O sr. processou a "Nature"?
Benveniste -
Não. Eu não tenho base para fazer isso.

Mas eles o fizeram perder todo o seu financiamento.
Benveniste -
Não basta. Se eu sou um mau cientista e a "Nature" mostra que eu sou um mau cientista, é normal que eu perca a minha posição. E eles podem provar no tribunal que ninguém jamais processou uma revista científica. É uma pergunta que pode ser feita: por que a ciência está fora das regras jurídicas gerais?

Havia falhas no seu experimento original que não sustentassem a publicação, apesar de o experimento estar certo no conceito?
Benveniste -
Ninguém mostrou um erro metodológico no meu artigo. Dois anos depois da "Nature", eu mandei dois artigos sobre imunologia para duas revistas importantes. Eles foram publicados! Com os mesmos testes errados, sujos e horríveis de que falavam.

Folha - Madeleine Ennis, da Universidade Queens, em Belfast, observou em 2001 efeito biológico de diluições muito altas, mas disse que, "diferentemente de Benveniste, eu não tenho teorias fantásticas para explicar isso".
Benveniste -
Eles usaram exatamente o mesmo método que eu usei, mas dizem que "isso não confirma de jeito nenhum os achados de Benveniste". O que é, para ser gentil, uma criancice. Se ela não tem teoria nenhuma, é porque ela está exatamente no mesmo ponto em que eu estava em 1985. Em vez de trabalhar comigo, Ennis fez testes por toda a Europa com a minha técnica e acabou publicando um sumário duas páginas num congresso em Barcelona. Sem impacto nenhum.

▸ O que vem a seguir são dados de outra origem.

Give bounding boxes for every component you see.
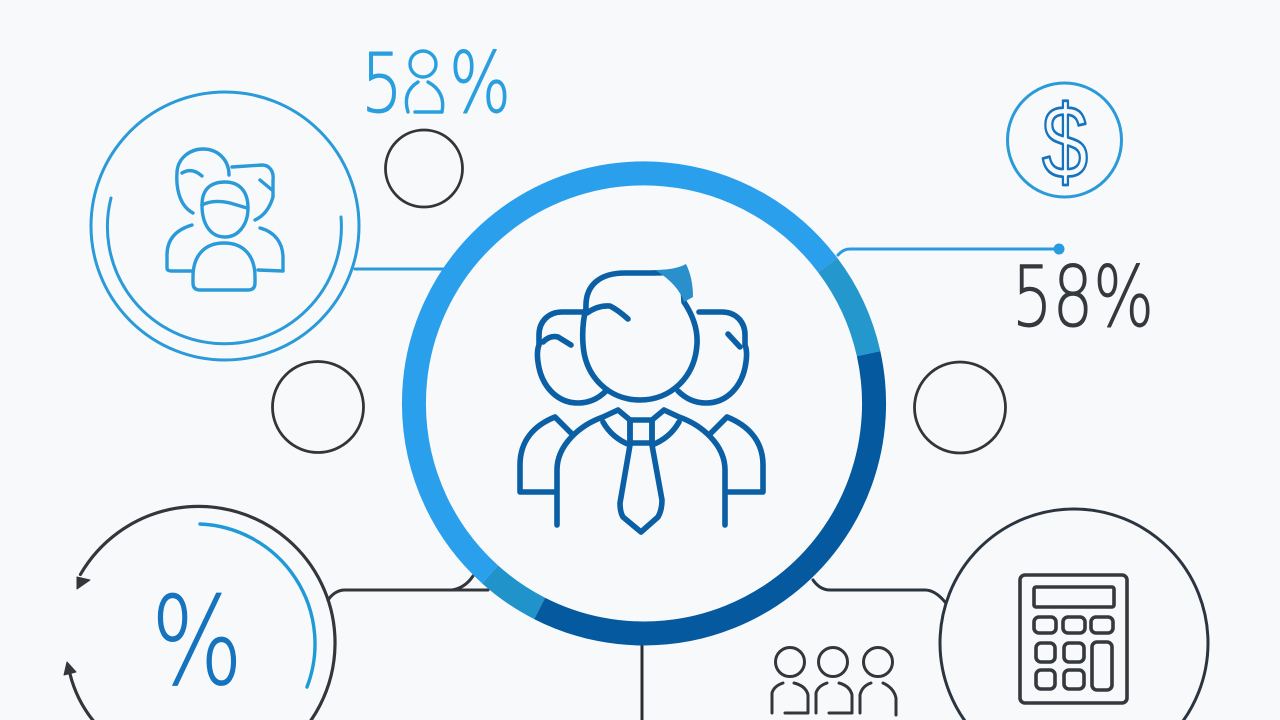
connector: central ring to calculator circle — [813, 580, 945, 602]
main body — [557, 410, 630, 525]
right head — [678, 312, 747, 403]
cycle arrows — [64, 506, 335, 720]
small empty circle left — [272, 362, 364, 452]
icon: dollar circle — [1008, 83, 1122, 200]
stat: 58% with person in place of the 8: % — [449, 34, 511, 132]
stat: 58% with person in place of the 8 — [361, 34, 511, 132]
connector: central ring to percent circle — [328, 576, 488, 600]
tie — [630, 420, 652, 443]
side bodies — [520, 417, 573, 492]
stat: 58% with person in place of the 8: 5 — [361, 37, 403, 132]
main head — [583, 270, 697, 400]
icon: dollar circle: $ — [1042, 84, 1088, 200]
central ring — [414, 173, 874, 633]
icon: people group — [167, 149, 283, 290]
left head — [537, 312, 606, 403]
panel: calculator circle — [940, 509, 1208, 720]
connector: people circle to central ring — [355, 268, 445, 270]
icon: calculator — [1020, 575, 1127, 703]
connector: central ring downward — [640, 646, 644, 720]
icon: central business team — [520, 264, 763, 532]
brows — [587, 306, 628, 319]
panel: people circle — [91, 92, 359, 360]
blue arc — [200, 524, 315, 687]
small empty circle right — [914, 362, 1006, 453]
hair tuft — [655, 264, 693, 302]
panel: percent circle — [64, 506, 335, 720]
icon: three people — [772, 648, 896, 715]
small empty circle top — [386, 130, 462, 207]
percent glyph: % — [151, 571, 243, 713]
connector: central ring to 58% callout — [838, 244, 1064, 255]
icon: person as digit 8 — [406, 51, 443, 112]
stat: 58%: 58% — [1012, 248, 1154, 346]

Folha - O sr. tentou publicar seus resultados com biologia digital em algum dos grandes periódicos?
Benveniste -
Não. É como se eu voltasse ao "Observatório Romano" e dissesse: "Olha, agora eu tenho mais testes que provam que Jesus não existiu". O que nós estamos tentando fazer agora é reproduzir os resultados em grandes laboratórios. O que não é simples, trabalhando com campos eletromagnéticos, e não podemos controlar tudo. Estamos em 1905, com aviões algumas vezes decolando, outras não.

Folha - Há alguma doença para a qual o sr. não recomendaria tratamento homeopático?
Benveniste -
Eu diria que, se você tiver infecção no miocárdio, ou septicemia, melhor é recorrer a antibióticos ou tratamento intensivo. Quando eu chefiava a clínica da Universidade de Paris, meu trabalho era tratamento intensivo de pacientes de câncer. Então, eu sou um médico totalmente clássico. Agora, minha filha mais nova teve febre em Cuba, e um amigo homeopata disse para dar um certo grânulo [homeopático" para ela. Eu respondi que só se ele me mostrasse um artigo comprovando a eficiência do grânulo contra febre. Dei paracetamol para ela.

Folha - O sr. é o único cientista a ganhar duas vezes o prêmio IgNobel [o Nobel da pesquisa inútil". Isso o incomoda?
Benveniste -
Incomoda muito, porque há um bocado de vigilantes que atira em tudo o que se move. Sob o pretexto de fazer piada, esses homens exercem o integrismo. Eles são os talibãs da ciência.